Nearly 100 super products failed a performance test set by the financial watchdog.

Image of Australian money in nest, retirement nest egg and superannuation concept. AMP and Insignia logos.
Super products owned by AMP and Insignia were among those that failed APRA's annual test. (Source: Getty)

Nearly 100 super products have been named and shamed by the financial watchdog for failing its annual performance test.

The Australian Prudential Regulation Authority (APRA)’s test assesses the long-term performance of super products against tailored benchmarks, with consequences for those that fail.

This year’s test was expanded to include 805 “trustee directed products”, which is a type of choice super product. It also assessed 64 MySuper products.

Choice super products are those you choose yourself. In comparison, MySuper products are default products chosen by your employer.

97 super funds failed

This year, 96 of the trustee-directed products and one MySuper product failed the test.

Of the failed trustee-directed products, 75 per cent were concentrated in products offered by just four trustees: NM Superannuation Proprietary Limited, Nulis Nominees, Oasis Fund Management Limited and OnePath Custodians.

The trustee-directed products are mostly owned by AMP and Insignia (formerly IOOF). Other funds that failed the test included the Australian Retirement Trust’s QSuper Socially Responsible fund, and Bendigo and Adelaide Bank’s The Bendigo Superannuation Plan.

The failed products represent about 1.5 per cent of AMP's funds under management, and less than 1 per cent for Insignia.

The MySuper product - AMG MySuper - failed for the third year in a row. It has been closed to new members since 2022. Last week, it was announced it would be closed to existing members.

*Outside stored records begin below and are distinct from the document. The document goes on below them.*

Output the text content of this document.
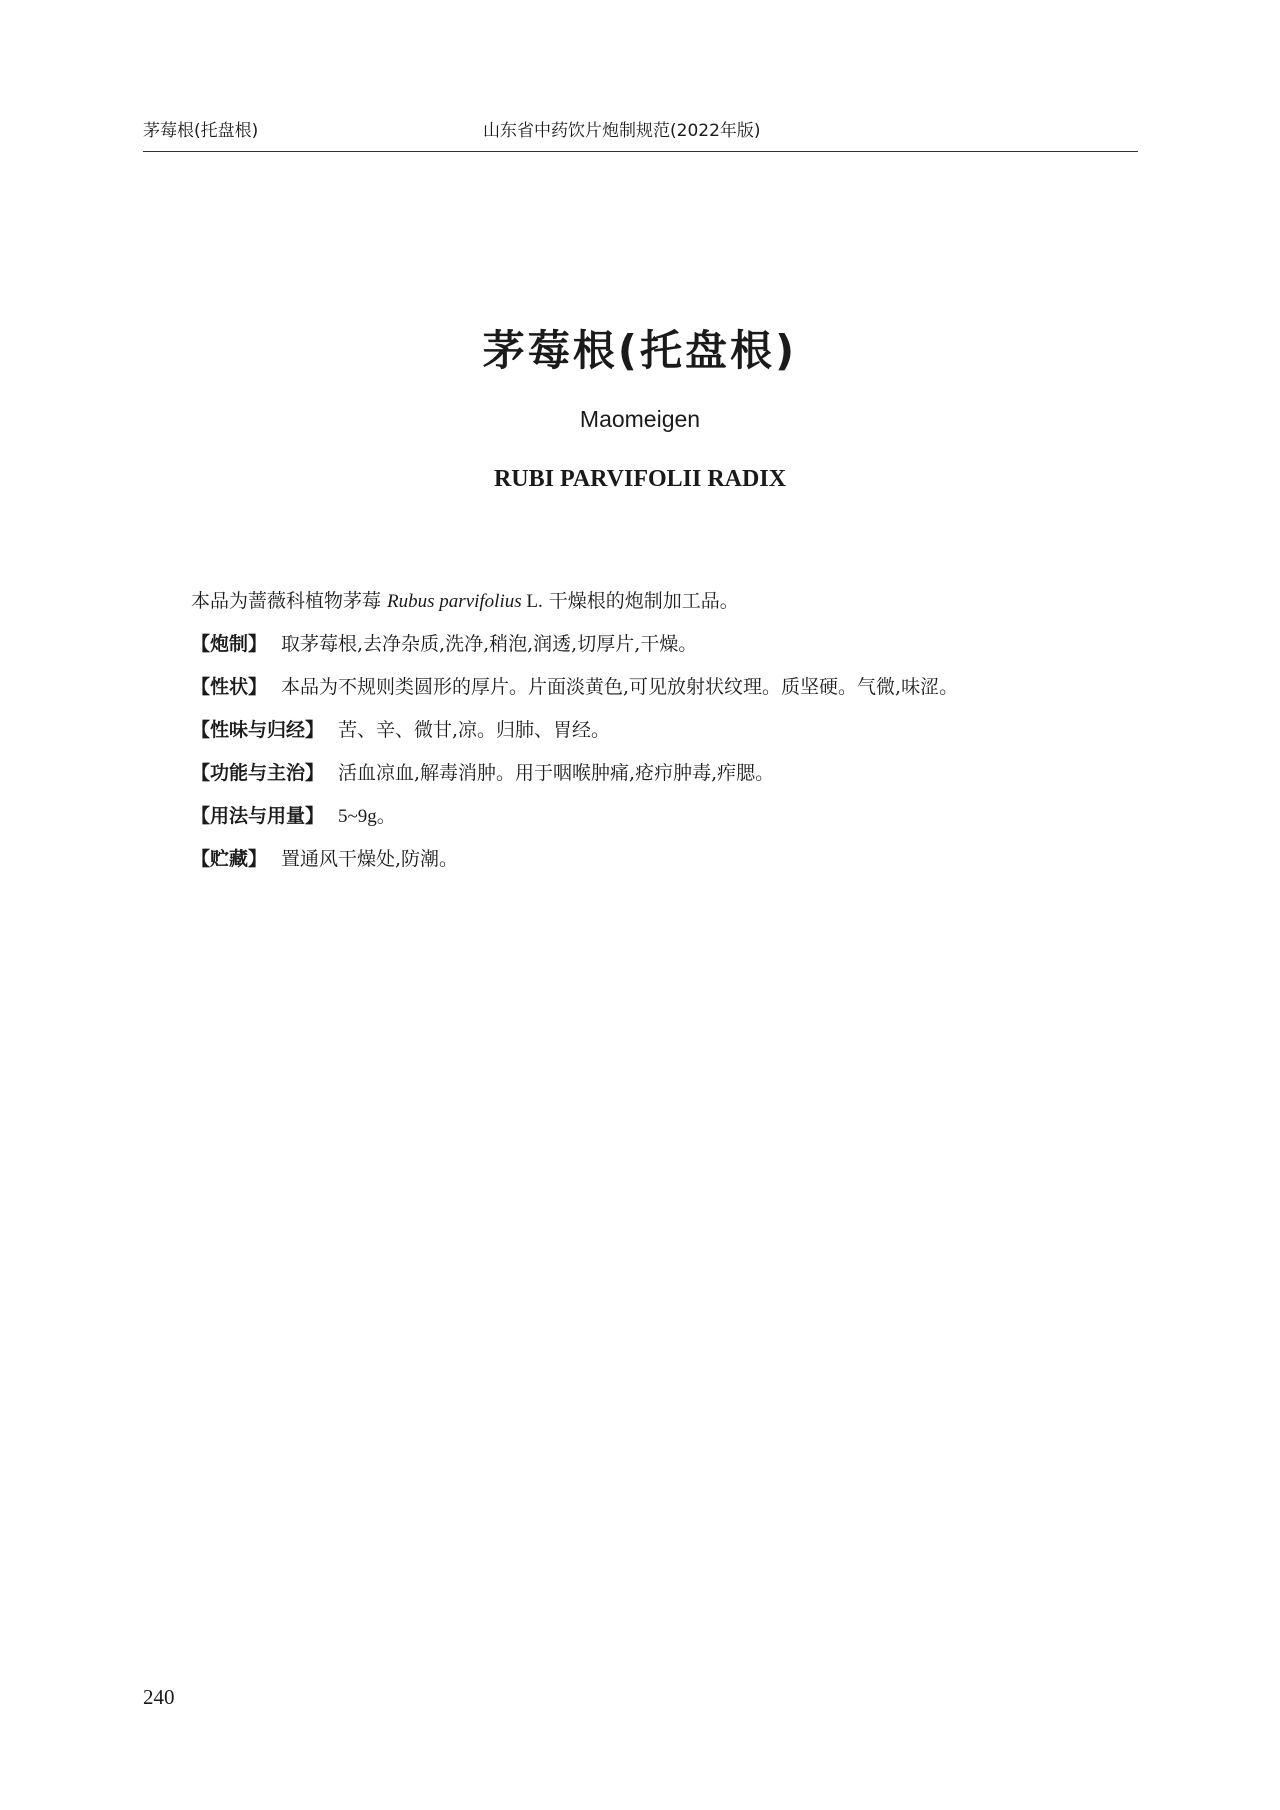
茅莓根(托盘根)	山东省中药饮片炮制规范(2022年版)
茅莓根(托盘根)
Maomeigen
RUBI PARVIFOLII RADIX

本品为蔷薇科植物茅莓 Rubus parvifolius L. 干燥根的炮制加工品。

【炮制】 取茅莓根,去净杂质,洗净,稍泡,润透,切厚片,干燥。

【性状】 本品为不规则类圆形的厚片。片面淡黄色,可见放射状纹理。质坚硬。气微,味涩。

【性味与归经】 苦、辛、微甘,凉。归肺、胃经。

【功能与主治】 活血凉血,解毒消肿。用于咽喉肿痛,疮疖肿毒,痄腮。

【用法与用量】 5~9g。

【贮藏】 置通风干燥处,防潮。

240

The full list of failed products is available on APRA’s website.

More transparency

APRA deputy chair Margaret Cole said the annual performance test remained a “powerful tool” to help APRA hold super funds to account for product performance, fees and costs.

“Since its introduction in 2021, nine underperforming MySuper products have exited the market. And a total of 800,000 members, with combined assets of $39 billion, have moved to better-performing products,” Cole said.

Trustees of products that fail the test must notify their members by September 28, 2023. If a product fails two years in a row, the trustees cannot accept new members.